Tired Reflections
Today, I am just reflecting. I'm tired. I've come 1 full circle - worked 1 whole year - and yet i feel nothing's changed and I've even moved even further from God. I must be honest in saying this after all, this is my 'reflections'.
Yet I am confused. For all the things i'm doing, i sometimes feel that I'm the best person to ask about - if you're interested in the christian life. But I also feel i'm the worst person. Call me a christian when I don't really live it up in so many ways.
I ask myself why can I talk and counsel someone when I myself am none the better?
I ask myself do birds of the feather really flock together - which is - do people in ministry just come because we are able to share a similar bond that depends on how much our self-esteem is? And if there's no fit, people leave and go join other ministries? Is YAM's level of growth because of Me?
I hate to think of it this way...
And all these thoughts in my head can make me go crazy..
It's really no wonder God says that the peace from him is a peace that the world cannot give. I need that peace. That quiet. That stillness.

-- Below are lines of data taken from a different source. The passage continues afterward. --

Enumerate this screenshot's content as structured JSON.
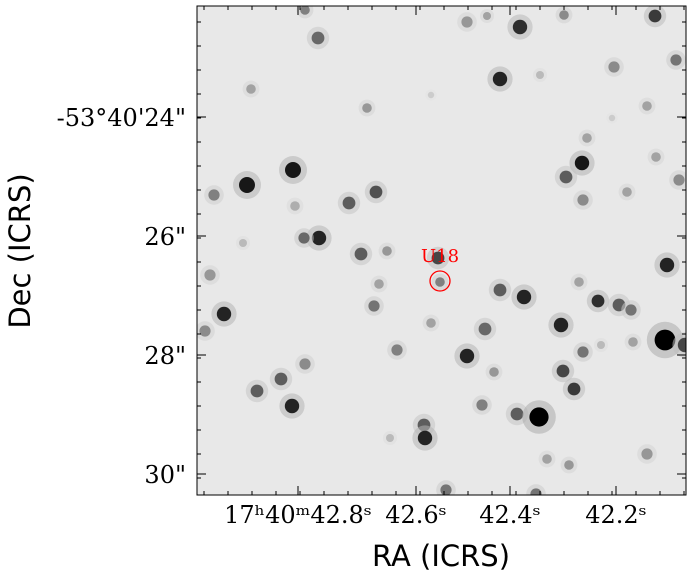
{
  "figure": {
    "xlabel": "RA (ICRS)",
    "ylabel": "Dec (ICRS)",
    "x_ticks": [
      {
        "label": "17ʰ40ᵐ42.8ˢ"
      },
      {
        "label": "42.6ˢ"
      },
      {
        "label": "42.4ˢ"
      },
      {
        "label": "42.2ˢ"
      }
    ],
    "y_ticks": [
      {
        "label": "-53°40'24\""
      },
      {
        "label": "26\""
      },
      {
        "label": "28\""
      },
      {
        "label": "30\""
      }
    ],
    "marker": {
      "label": "U18",
      "color": "#ff0000"
    },
    "colormap": "grayscale-inverted",
    "background_color": "#e8e8e8"
  }
}
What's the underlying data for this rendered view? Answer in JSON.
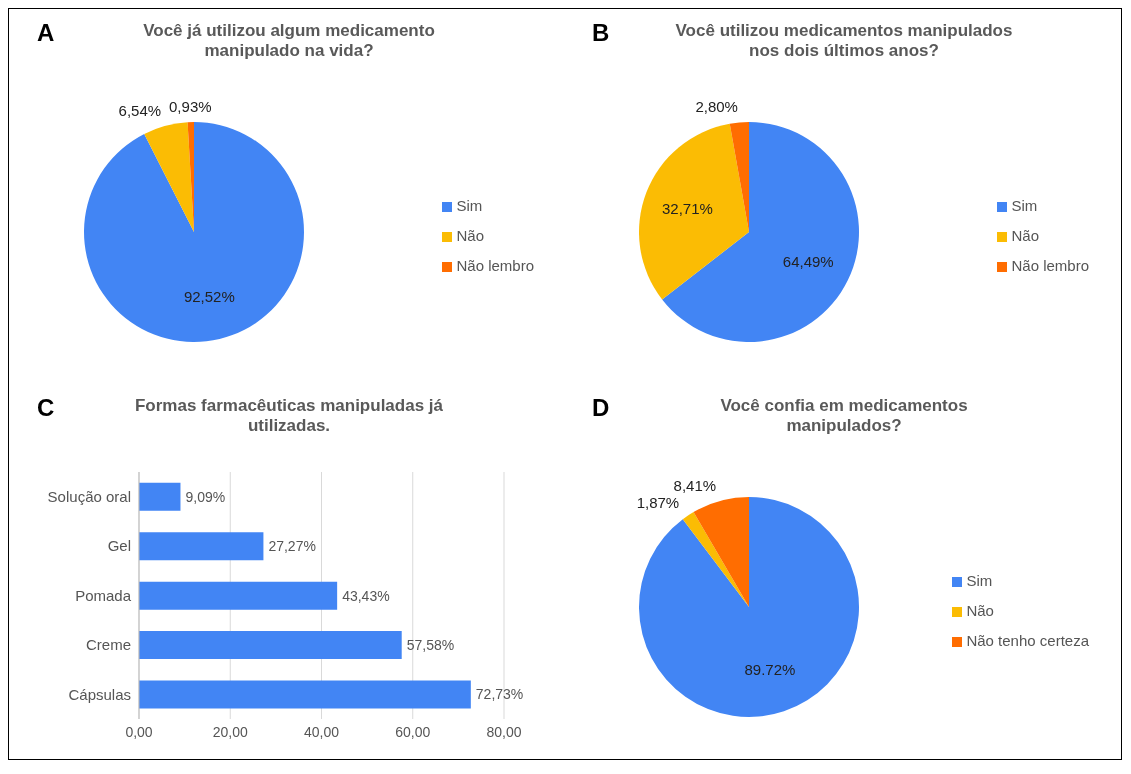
{
  "chart_data": [
    {
      "type": "pie",
      "title": "Você já utilizou algum medicamento manipulado na vida?",
      "annotations": [
        "A"
      ],
      "categories": [
        "Sim",
        "Não",
        "Não lembro"
      ],
      "values": [
        92.52,
        6.54,
        0.93
      ],
      "value_labels": [
        "92,52%",
        "6,54%",
        "0,93%"
      ],
      "colors": [
        "#4285f4",
        "#fbbc04",
        "#ff6d01"
      ],
      "legend": "right"
    },
    {
      "type": "pie",
      "title": "Você utilizou medicamentos manipulados nos dois últimos anos?",
      "annotations": [
        "B"
      ],
      "categories": [
        "Sim",
        "Não",
        "Não lembro"
      ],
      "values": [
        64.49,
        32.71,
        2.8
      ],
      "value_labels": [
        "64,49%",
        "32,71%",
        "2,80%"
      ],
      "colors": [
        "#4285f4",
        "#fbbc04",
        "#ff6d01"
      ],
      "legend": "right"
    },
    {
      "type": "bar",
      "orientation": "horizontal",
      "title": "Formas farmacêuticas manipuladas já utilizadas.",
      "annotations": [
        "C"
      ],
      "categories": [
        "Solução oral",
        "Gel",
        "Pomada",
        "Creme",
        "Cápsulas"
      ],
      "values": [
        9.09,
        27.27,
        43.43,
        57.58,
        72.73
      ],
      "value_labels": [
        "9,09%",
        "27,27%",
        "43,43%",
        "57,58%",
        "72,73%"
      ],
      "color": "#4285f4",
      "xlim": [
        0,
        80
      ],
      "xticks": [
        {
          "value": 0,
          "label": "0,00"
        },
        {
          "value": 20,
          "label": "20,00"
        },
        {
          "value": 40,
          "label": "40,00"
        },
        {
          "value": 60,
          "label": "60,00"
        },
        {
          "value": 80,
          "label": "80,00"
        }
      ],
      "grid": "x"
    },
    {
      "type": "pie",
      "title": "Você confia em medicamentos manipulados?",
      "annotations": [
        "D"
      ],
      "categories": [
        "Sim",
        "Não",
        "Não tenho certeza"
      ],
      "values": [
        89.72,
        1.87,
        8.41
      ],
      "value_labels": [
        "89.72%",
        "1,87%",
        "8,41%"
      ],
      "colors": [
        "#4285f4",
        "#fbbc04",
        "#ff6d01"
      ],
      "legend": "right"
    }
  ]
}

I have countless deflating thoughts running through my head these days. Deflating any little ounce of ego that i have.. condemning me.. bombarding me from every angle. Talk about arrows of the enemy. Some are my own. In fact, I don't recognise the difference... I just think everything is my thoughts. Things like.. 'no one else will bother anyway'.... or 'why do something just because that's the right thing to do'.. or 'you really look bad today'... or 'I don't think xx is really happy with me...'
Today I took a cab home after Jenny my colleague's farewell party at Bar None. Exhausted. And it was only 9:30pm. Money wasted again. Can't bother.
Ok look at it from a positive light - I had a quick journey home to save me time so i can spend time reflecting and praying. But as much as I prayed,.. much of me is cynical, questioning, doubtful. That's why God always has to tell us to trust in Him isn't it?
I hate so many things about myself - how is it possible to love others? And yet when i think about the good things about myself - i just think ... but at the end of the day, i'm just a weirdo... with weird tastes in 'old-fashioned' things like art and classical music.
Seesh. I really hate myself.
I wanted to start up a blog at olps youth and it's taking so long. No one on the same 'par' level to carry out this grand idea. So what happens next? Do i give up and say, maybe it's not GOd's plan after all and that it was my silly idea?
I need someone to talk to. Who? Maybe i just dare not talk about these things and just blog them down. Ok i think... just blog... just blog.. it will pass.. the issues will settle by itself... really?
But seriously, I think i shall end here once again.. before I condemn myself even more....
I am really blessed by http://godsrhinos.blogspot.com/. This is a fantastic blog by 4 close friends who share their insights. And i realise they post ever so frequently and have so many things to blog about. Truly inspiring and truly a dream for me. I mean.. it's so nice to see people sharing so deeply and on things so profound. In all my years in ministry, some of the insights are truly new and refreshing.
One entry made so much sense. It was Sept 13 (one month ago!). Here goes:
It's hard to imagine that God gave us 24 hrs a day, yet we take the 24 hrs and start to ration that time with Him.
"Slow me down, Lord, that i may not see the mess of life, but Your touch and Your presence in it all... Like this gift of Your flower in a field of overgrown wild grass.."For those of us who are struggling with an over-cluttered schedule, when life seems to be chasing you than you running your life, do not despair! It all begins with the awareness! (and indeed its a grace!) Thank God for making us feel tired, so tired that we can't seem to function the next day. Thank God for giving us that innate desire to have more time to ourselves(so that there'll be more time to turn to God as well). Thank God for the wonderful system of immunity in us that allows us to fall sick, feel pain when our bodies are less than well taken care of, the way we were meant to be.